Saboteurs attacked three separate gas lines belonging to Black Hills Energy, leaving around 3,500 customers without heat as temperatures plummeted to 2 degrees. The company warns that restoring gas service to each home could take days.
Vandals attacked Colorado gas lines l
Police discovered the words “Earth First!” scrawled over piping near Aspen at one of three gas lines that had been shut down by vandals, authorities revealed. Thousands of residents were left without power after three separate gas lines were shut down belonging to Black Hills Energy, one in Aspen and two in Pitkin County, ABC reported.

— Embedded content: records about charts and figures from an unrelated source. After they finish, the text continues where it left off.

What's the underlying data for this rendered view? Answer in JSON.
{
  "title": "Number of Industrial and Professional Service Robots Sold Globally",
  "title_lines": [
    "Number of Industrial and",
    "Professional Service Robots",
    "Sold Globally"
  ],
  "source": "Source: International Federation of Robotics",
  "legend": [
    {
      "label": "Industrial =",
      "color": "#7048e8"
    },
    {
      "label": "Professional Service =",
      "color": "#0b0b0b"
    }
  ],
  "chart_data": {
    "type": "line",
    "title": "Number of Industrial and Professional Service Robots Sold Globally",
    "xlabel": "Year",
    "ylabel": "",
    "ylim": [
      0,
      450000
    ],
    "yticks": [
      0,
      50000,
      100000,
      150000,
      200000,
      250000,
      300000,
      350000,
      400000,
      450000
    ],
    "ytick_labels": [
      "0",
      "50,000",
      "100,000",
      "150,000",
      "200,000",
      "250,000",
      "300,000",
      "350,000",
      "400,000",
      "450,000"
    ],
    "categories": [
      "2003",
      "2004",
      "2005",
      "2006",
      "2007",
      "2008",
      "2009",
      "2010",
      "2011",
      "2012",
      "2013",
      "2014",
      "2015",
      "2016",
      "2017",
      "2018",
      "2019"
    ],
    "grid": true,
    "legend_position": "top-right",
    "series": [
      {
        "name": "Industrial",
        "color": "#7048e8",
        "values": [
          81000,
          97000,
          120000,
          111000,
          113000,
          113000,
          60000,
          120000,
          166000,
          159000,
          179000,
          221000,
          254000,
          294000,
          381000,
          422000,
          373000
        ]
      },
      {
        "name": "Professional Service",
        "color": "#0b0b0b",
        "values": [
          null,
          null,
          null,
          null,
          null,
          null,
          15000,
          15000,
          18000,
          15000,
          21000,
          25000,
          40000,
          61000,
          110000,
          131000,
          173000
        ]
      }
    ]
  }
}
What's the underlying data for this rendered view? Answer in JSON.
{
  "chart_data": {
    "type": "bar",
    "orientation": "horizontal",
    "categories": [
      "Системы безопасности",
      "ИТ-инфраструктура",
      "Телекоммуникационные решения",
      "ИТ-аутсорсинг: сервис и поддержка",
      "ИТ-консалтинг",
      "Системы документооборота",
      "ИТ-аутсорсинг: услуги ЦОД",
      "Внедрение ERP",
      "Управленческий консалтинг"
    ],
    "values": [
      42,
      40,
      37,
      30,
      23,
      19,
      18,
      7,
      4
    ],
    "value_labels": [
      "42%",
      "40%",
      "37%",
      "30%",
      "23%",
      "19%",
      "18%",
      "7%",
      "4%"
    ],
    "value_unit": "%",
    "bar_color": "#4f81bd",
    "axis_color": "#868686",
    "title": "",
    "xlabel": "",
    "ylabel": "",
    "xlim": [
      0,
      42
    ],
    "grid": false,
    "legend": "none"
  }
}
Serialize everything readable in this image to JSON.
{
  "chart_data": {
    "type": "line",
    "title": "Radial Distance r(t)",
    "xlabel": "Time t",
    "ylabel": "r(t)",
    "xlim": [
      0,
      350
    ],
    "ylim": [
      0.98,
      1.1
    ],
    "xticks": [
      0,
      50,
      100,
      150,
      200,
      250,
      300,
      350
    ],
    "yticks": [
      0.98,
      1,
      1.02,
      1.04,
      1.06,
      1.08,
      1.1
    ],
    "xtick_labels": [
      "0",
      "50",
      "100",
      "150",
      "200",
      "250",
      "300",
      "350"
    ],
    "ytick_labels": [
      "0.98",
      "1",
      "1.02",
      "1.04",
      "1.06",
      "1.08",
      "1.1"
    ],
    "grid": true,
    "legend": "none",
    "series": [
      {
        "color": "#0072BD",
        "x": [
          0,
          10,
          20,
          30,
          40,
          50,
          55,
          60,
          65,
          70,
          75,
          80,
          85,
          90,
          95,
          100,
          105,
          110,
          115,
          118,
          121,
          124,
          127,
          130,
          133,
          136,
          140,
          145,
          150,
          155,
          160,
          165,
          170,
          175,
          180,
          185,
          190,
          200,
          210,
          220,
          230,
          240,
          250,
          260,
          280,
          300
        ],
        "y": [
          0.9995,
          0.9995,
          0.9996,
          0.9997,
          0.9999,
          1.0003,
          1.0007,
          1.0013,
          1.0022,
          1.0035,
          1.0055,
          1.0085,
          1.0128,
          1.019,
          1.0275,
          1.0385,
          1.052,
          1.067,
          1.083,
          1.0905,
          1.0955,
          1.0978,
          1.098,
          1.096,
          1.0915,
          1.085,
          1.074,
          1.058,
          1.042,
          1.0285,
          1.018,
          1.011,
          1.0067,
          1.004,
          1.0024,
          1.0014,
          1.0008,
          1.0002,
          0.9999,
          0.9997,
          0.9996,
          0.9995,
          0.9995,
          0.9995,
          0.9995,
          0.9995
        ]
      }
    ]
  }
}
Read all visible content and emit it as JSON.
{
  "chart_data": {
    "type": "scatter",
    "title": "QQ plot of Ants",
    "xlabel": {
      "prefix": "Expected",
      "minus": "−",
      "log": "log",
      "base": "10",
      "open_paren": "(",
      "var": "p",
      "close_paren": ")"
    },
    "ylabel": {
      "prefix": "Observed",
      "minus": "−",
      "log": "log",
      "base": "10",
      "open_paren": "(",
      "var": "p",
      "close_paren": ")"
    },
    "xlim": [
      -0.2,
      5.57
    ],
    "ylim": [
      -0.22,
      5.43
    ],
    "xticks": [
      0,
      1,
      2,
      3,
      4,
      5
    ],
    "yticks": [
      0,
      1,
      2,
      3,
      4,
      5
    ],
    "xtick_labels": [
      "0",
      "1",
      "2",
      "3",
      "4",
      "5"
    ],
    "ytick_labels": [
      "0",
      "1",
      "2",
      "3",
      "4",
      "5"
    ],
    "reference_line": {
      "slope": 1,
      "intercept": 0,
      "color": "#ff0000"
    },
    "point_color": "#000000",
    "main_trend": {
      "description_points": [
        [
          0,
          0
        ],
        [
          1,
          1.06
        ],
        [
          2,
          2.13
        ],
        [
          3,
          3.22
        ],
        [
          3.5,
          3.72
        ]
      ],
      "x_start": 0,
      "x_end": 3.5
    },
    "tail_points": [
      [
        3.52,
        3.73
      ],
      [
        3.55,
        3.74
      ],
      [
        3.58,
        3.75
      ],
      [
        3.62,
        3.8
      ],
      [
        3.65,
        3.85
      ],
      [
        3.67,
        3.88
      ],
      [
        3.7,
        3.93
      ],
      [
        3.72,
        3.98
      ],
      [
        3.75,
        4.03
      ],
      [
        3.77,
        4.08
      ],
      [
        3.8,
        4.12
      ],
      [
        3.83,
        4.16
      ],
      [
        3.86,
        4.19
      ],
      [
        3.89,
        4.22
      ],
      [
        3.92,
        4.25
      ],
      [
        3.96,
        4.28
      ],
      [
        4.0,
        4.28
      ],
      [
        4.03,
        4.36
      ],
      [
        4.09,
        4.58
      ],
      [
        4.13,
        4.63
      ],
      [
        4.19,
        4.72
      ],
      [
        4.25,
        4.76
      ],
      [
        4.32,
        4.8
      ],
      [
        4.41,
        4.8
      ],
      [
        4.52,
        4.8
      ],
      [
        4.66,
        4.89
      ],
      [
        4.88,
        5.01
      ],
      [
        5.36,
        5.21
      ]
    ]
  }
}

The attacks at the separate facilities appeared to be a coordinated effort, police said. The FBI and its critical infrastructure protection unit is assisting local authorities in the criminal investigation, as authorities in Aspen say the vandalism appears to be an “intentional attack” on gas service lines in Aspen Colorado.
Police are still determining whether the self-described “radical environmental group” Earth First was involved or whether someone wrote the words on the piping to direct the blame at the green group.
One thing hampering the investigators is that none of the locations had security cameras. Investigators are instead looking at footprints in the snow.
The FBI established a critical infrastructure protection unit to protect a number of vital systems back in 2002. Called the National Infrastructure Protection Center (NIPC), it also coordinates with the Department of Homeland Security. The purpose behind the NIPC is “coordinating the Federal Government’s response to an incident, mitigating attacks, investigating threats and monitoring reconstitution efforts.”
It protects, among other things, “telecommunications, energy, banking and finance, transportation, water systems and emergency services, both governmental and private.” Internet networks are one of the most at risk, and both the public and companies are urged to invest in cloud data security programs to protect their crucial data.
Act of sabotage required knowledge of gas systems
“They tampered with flow lines,” Aspen assistant police chief Bill Linn said. “They turned off gas lines.”
Linn says he believes whoever sabotaged the system would have to be familiar with the gas system in order to shut down the lines.
In the aftermath, as temperatures plummeted down to 2 degrees, the authorities scrambled to distribute thousands of space heaters to residents while Black Hills Energy continued working Tuesday to restore the gas, the New York Post reported.
“Almost… An act of terrorism,” official says
Pitkin County Commissioner Patti Clapper, who also lost heat to her home, likened the intentional sabotage to terrorism.
“It’s almost, to me, an act of terrorism,” Clapper said. “It’s trying to destroy a mountain community at the height of the holiday season. This wasn’t a national gas glitch. This was a purposeful act. Someone is looking to make a statement of some kind.”
Restoring gas to each home is a slow, tedious process
Restoring gas to all of the customers isn’t as simple as turning the valves back on. For safety, the restoration process requires that crews go to each affected home’s gas meter to manually turn them off and relight the pilot lights.
Officials are continuing to work on restoring gas service but are unclear how long it will take to restore service to all 3500 customers.